Having progressed VAL401 through preclinical development, ValiSeek is currently testing VAL401 in a small-scale phase 2b trial involving 20 patients with very late-stage NSCLC for whom chemotherapy has failed (Fig 1). The single-arm, open-label study is assessing progression-free survival, quality of life and overall survival of patients, as well as recording the pharmacokinetics, drug metabolism, safety and tolerability of the drug in comparison to historical clinical records for Risperdal.

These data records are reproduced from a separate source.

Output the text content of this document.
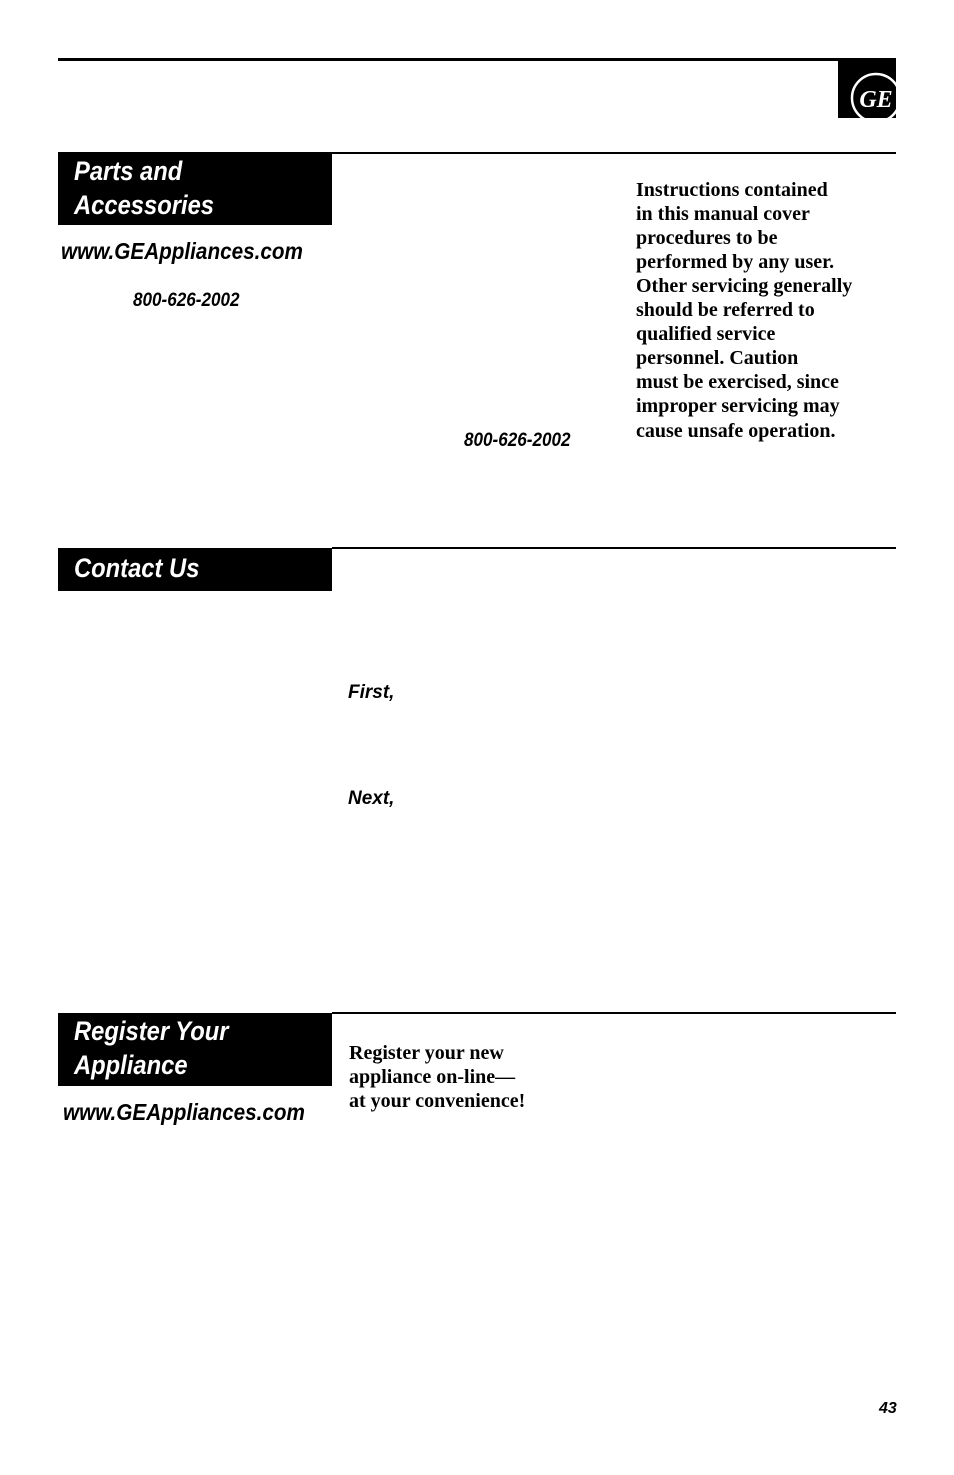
GE
Parts and
Accessories
www.GEAppliances.com
800-626-2002
800-626-2002
Instructions contained
in this manual cover
procedures to be
performed by any user.
Other servicing generally
should be referred to
qualified service
personnel. Caution
must be exercised, since
improper servicing may
cause unsafe operation.
Contact Us
First,
Next,
Register Your
Appliance
www.GEAppliances.com
Register your new
appliance on-line—
at your convenience!
43
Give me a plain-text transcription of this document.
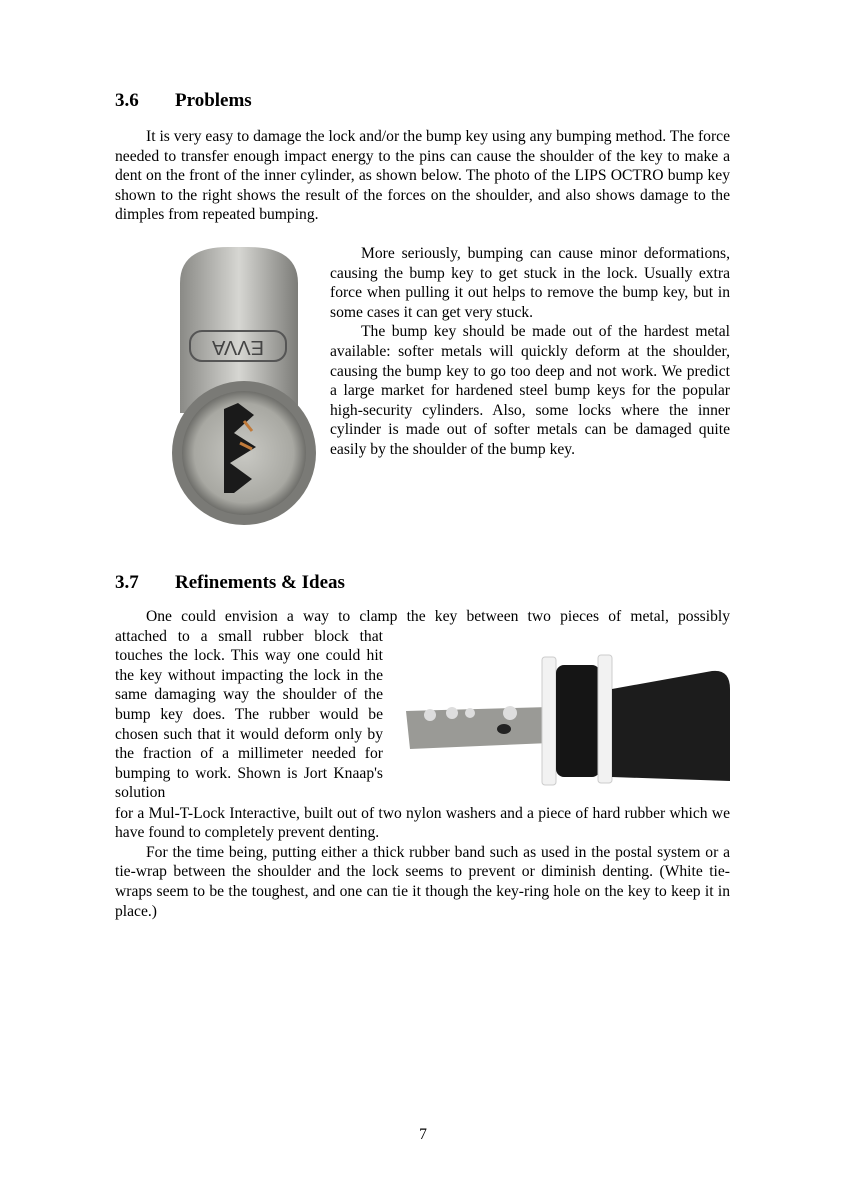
3.6 Problems

It is very easy to damage the lock and/or the bump key using any bumping method. The force needed to transfer enough impact energy to the pins can cause the shoulder of the key to make a dent on the front of the inner cylinder, as shown below. The photo of the LIPS OCTRO bump key shown to the right shows the result of the forces on the shoulder, and also shows damage to the dimples from repeated bumping.

EVVA

More seriously, bumping can cause minor deformations, causing the bump key to get stuck in the lock. Usually extra force when pulling it out helps to remove the bump key, but in some cases it can get very stuck.

The bump key should be made out of the hardest metal available: softer metals will quickly deform at the shoulder, causing the bump key to go too deep and not work. We predict a large market for hardened steel bump keys for the popular high-security cylinders. Also, some locks where the inner cylinder is made out of softer metals can be damaged quite easily by the shoulder of the bump key.

3.7 Refinements & Ideas

One could envision a way to clamp the key between two pieces of metal, possibly

attached to a small rubber block that touches the lock. This way one could hit the key without impacting the lock in the same damaging way the shoulder of the bump key does. The rubber would be chosen such that it would deform only by the fraction of a millimeter needed for bumping to work. Shown is Jort Knaap's solution

for a Mul-T-Lock Interactive, built out of two nylon washers and a piece of hard rubber which we have found to completely prevent denting.

For the time being, putting either a thick rubber band such as used in the postal system or a tie-wrap between the shoulder and the lock seems to prevent or diminish denting. (White tie-wraps seem to be the toughest, and one can tie it though the key-ring hole on the key to keep it in place.)

7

Given Risperdal’s record under its currently approved usage, treatment with VAL401 is expected to provide significant improvements in quality of life for cancer patients. Among these secondary benefits are the potential to counteract wasting, delirium caused by chemotherapy, and opioid-induced nausea. “One of the main measures we are looking at is quality of life; a meaningful improvement would be very attractive for these late-stage cancer patients,” said Dilly.
Complete trial results are expected by the end of 2017. Pharmacokinetic data so far suggest no difference relative to conventional usage, and patients are tolerating the treatment well.
As an antipsychotic, Risperdal is typically taken for at least two years, and it has a well-established safety record derived from decades of clinical use. The equivalent dose of Risperdal in VAL401 (up to 10 mg daily) is within the range licensed as safe and tolerable for neural use with minimal side effects; preclinical toxicology has revealed no side effects beyond those expected from Risperdal, with preclinical pharmacokinetic data allowing for bridging from VAL401 to the historical full clinical data package on Risperdal. “VAL401 will provide a potential cancer treatment with a good safety profile, with a clear route to market supported scientifically by the extensive history of the drug’s use, yet protected commercially by the detail of the reformulation,” said Dilly.
Green light to partnering
With the active pharmaceutical ingredient readily available, manufacturing of VAL401 is relatively simple and, at $1,000 per patient per year, inexpensive. (Second-line therapeutics currently on the market for NSCLC sell for about $33,000 to $50,000 per annum.)
ValiSeek is keen to discuss acquisition proposals and is also looking for licensing partners with the resources to fully exploit VAL401 and move it through the clinic and quickly to market on a disease-specific and/or geographical basis. Advanced NSCLC—which accounts for over 80% of all lung cancer cases—is the lead indication, and represents a worldwide market projected to increase from $5.1 billion in 2013 to $7.9 billion in 2020. Although the drug was initially a second-line therapy, its label could potentially be expanded to include first-line, maintenance and combination therapies, further increasing the market.
Additional codevelopment opportunities are also available for any adenocarcinoma, particularly pancreatic and prostate cancers—markets worth around about $1.2 billion (2015) and $18.6 billion (2017), respectively, and for which there is also high unmet need. The historical data on Risperdal minimize the need for safety and tolerability clinical trials, and thus provide a swift path to efficacy trials in cancer patients.
“Our reformulation allows risperidone to access previously unexploited anticancer activity, offering patients treatment without devastating side effects,” said Dilly. “VAL401 is safe and tolerable, has efficacy against various cancers, and is simple and cheap to manufacture with an abbreviated route to market.”